Kenny checks the fit of the valve in the new guide.
New guides have been pressed into our head.
The valve seats are being cut now.
The block has been cleaned out and the liners have been removed. The seating surface for the liners looks good.
The crank looks good and does not need to be reground, we can use the stock sized bearings.

Having a machine shop perform the basics of a rebuild on this Alfa engine won’t be that expensive. Cleaning and checking the cylinder head, pressing in new guides and machining the seats will set us back about $200.

Cleaning the block and sundries, removing the stuck-fast liners and checking the crank, rod and pistons will set us back another $200. That means for about $1000, we will have a completely fresh engine! We’ll be adding extras like hot camshafts from International Auto Parts but those aren’t strictly necessary.

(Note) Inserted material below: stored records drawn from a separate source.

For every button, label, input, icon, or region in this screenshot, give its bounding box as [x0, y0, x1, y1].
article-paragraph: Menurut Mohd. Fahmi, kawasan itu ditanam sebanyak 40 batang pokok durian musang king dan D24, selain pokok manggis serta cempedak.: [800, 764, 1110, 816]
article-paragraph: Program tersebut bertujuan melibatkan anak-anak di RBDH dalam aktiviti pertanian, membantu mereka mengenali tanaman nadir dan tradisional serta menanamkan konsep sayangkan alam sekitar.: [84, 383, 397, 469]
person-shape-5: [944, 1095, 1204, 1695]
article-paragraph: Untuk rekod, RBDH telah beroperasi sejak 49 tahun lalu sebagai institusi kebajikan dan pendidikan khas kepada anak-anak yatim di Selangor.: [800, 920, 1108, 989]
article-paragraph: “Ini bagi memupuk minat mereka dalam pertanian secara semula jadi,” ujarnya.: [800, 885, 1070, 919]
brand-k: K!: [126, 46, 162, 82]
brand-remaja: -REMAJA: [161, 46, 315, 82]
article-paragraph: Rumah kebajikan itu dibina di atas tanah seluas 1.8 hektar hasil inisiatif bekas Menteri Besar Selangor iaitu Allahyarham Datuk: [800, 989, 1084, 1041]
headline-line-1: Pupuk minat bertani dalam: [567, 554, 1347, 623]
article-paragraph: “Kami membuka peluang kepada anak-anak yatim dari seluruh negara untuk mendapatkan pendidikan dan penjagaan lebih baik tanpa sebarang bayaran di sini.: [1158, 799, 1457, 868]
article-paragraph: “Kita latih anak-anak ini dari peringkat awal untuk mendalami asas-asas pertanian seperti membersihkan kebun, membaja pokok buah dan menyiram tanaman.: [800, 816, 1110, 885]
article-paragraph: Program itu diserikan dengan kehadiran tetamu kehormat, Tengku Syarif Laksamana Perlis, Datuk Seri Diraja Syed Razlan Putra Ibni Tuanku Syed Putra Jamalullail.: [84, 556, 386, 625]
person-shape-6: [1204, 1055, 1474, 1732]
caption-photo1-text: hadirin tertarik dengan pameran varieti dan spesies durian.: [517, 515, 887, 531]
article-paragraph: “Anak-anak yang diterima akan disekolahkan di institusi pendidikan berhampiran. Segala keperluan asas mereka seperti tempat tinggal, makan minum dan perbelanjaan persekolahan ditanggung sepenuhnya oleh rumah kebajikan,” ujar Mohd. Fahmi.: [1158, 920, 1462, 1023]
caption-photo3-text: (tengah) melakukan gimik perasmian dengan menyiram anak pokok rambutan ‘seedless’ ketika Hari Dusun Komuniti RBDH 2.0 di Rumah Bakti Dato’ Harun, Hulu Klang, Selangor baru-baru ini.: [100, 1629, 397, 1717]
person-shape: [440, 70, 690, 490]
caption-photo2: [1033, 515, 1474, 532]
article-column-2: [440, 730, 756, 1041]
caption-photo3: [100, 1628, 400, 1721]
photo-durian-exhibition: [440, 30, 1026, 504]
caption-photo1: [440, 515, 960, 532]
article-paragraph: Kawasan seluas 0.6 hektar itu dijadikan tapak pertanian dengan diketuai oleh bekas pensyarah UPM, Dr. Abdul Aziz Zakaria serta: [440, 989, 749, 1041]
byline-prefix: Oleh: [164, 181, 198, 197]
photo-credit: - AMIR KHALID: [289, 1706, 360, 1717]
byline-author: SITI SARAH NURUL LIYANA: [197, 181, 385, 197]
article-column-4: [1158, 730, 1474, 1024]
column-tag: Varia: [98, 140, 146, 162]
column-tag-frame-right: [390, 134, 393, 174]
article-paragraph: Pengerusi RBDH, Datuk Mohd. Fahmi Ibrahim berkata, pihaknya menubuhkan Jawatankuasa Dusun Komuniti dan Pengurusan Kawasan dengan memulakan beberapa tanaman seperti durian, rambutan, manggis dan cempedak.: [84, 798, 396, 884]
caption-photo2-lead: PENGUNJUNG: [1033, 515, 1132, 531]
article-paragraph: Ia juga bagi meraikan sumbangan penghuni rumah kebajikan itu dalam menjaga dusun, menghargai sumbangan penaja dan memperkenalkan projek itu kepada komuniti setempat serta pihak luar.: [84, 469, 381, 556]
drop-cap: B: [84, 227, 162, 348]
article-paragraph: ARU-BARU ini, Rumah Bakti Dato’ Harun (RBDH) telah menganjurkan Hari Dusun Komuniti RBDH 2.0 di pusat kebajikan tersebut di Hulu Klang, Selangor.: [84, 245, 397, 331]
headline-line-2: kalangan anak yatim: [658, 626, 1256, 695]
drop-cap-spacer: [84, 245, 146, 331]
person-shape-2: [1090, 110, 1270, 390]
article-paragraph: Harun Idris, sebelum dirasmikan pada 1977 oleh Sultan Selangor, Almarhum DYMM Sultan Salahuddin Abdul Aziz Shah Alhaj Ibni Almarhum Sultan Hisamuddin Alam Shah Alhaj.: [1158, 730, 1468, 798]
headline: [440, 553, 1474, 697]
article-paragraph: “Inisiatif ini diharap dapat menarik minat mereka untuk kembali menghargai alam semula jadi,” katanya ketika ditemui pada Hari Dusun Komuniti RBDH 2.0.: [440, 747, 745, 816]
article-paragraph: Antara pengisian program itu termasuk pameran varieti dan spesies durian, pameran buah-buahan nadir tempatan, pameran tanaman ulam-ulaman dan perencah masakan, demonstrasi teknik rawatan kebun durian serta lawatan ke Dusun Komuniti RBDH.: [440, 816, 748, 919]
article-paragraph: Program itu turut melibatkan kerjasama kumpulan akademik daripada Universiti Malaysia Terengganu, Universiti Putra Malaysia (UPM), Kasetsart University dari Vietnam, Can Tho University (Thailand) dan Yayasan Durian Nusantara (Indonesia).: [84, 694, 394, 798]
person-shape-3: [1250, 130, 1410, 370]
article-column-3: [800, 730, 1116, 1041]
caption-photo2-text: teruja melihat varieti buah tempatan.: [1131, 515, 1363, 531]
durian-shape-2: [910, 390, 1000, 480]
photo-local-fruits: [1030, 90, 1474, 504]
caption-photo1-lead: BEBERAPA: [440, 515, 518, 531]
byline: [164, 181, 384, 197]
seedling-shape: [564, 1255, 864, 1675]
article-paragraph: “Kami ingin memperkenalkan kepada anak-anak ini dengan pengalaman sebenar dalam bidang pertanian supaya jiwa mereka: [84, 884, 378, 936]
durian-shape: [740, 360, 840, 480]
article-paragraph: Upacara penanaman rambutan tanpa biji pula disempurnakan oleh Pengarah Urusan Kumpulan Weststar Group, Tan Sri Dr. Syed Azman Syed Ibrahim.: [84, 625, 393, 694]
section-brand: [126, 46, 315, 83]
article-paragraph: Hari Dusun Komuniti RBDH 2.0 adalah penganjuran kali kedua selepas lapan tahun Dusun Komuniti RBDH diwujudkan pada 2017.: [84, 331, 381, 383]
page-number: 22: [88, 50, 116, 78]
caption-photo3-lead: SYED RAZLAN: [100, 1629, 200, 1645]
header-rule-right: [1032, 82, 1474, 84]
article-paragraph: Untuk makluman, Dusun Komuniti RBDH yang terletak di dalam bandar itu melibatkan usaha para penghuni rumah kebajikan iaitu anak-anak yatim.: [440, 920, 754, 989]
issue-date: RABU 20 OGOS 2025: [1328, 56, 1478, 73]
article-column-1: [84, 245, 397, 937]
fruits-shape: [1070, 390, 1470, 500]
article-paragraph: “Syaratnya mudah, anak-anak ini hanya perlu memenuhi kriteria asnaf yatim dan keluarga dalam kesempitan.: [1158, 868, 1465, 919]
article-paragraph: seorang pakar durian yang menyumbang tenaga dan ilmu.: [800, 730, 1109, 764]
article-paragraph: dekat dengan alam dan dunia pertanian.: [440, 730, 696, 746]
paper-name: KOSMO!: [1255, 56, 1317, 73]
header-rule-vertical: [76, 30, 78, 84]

When we stopped by the machine shop to check on the status of our engine the new valve guides had been pressed into the head and Kenny was checking the fit of the valve stems. The stems are a little tight; so the guides will need to be honed to get nice and smooth valve actuation.

Our engine work is progressing along and we think we’ll have it back from the machine shop later this week. The valve seats are being cut now and our crank has been cleaned and polished. The crank’s rod and main bearing surfaces are all within specs, so we can use the stock sized bearings. This is good news!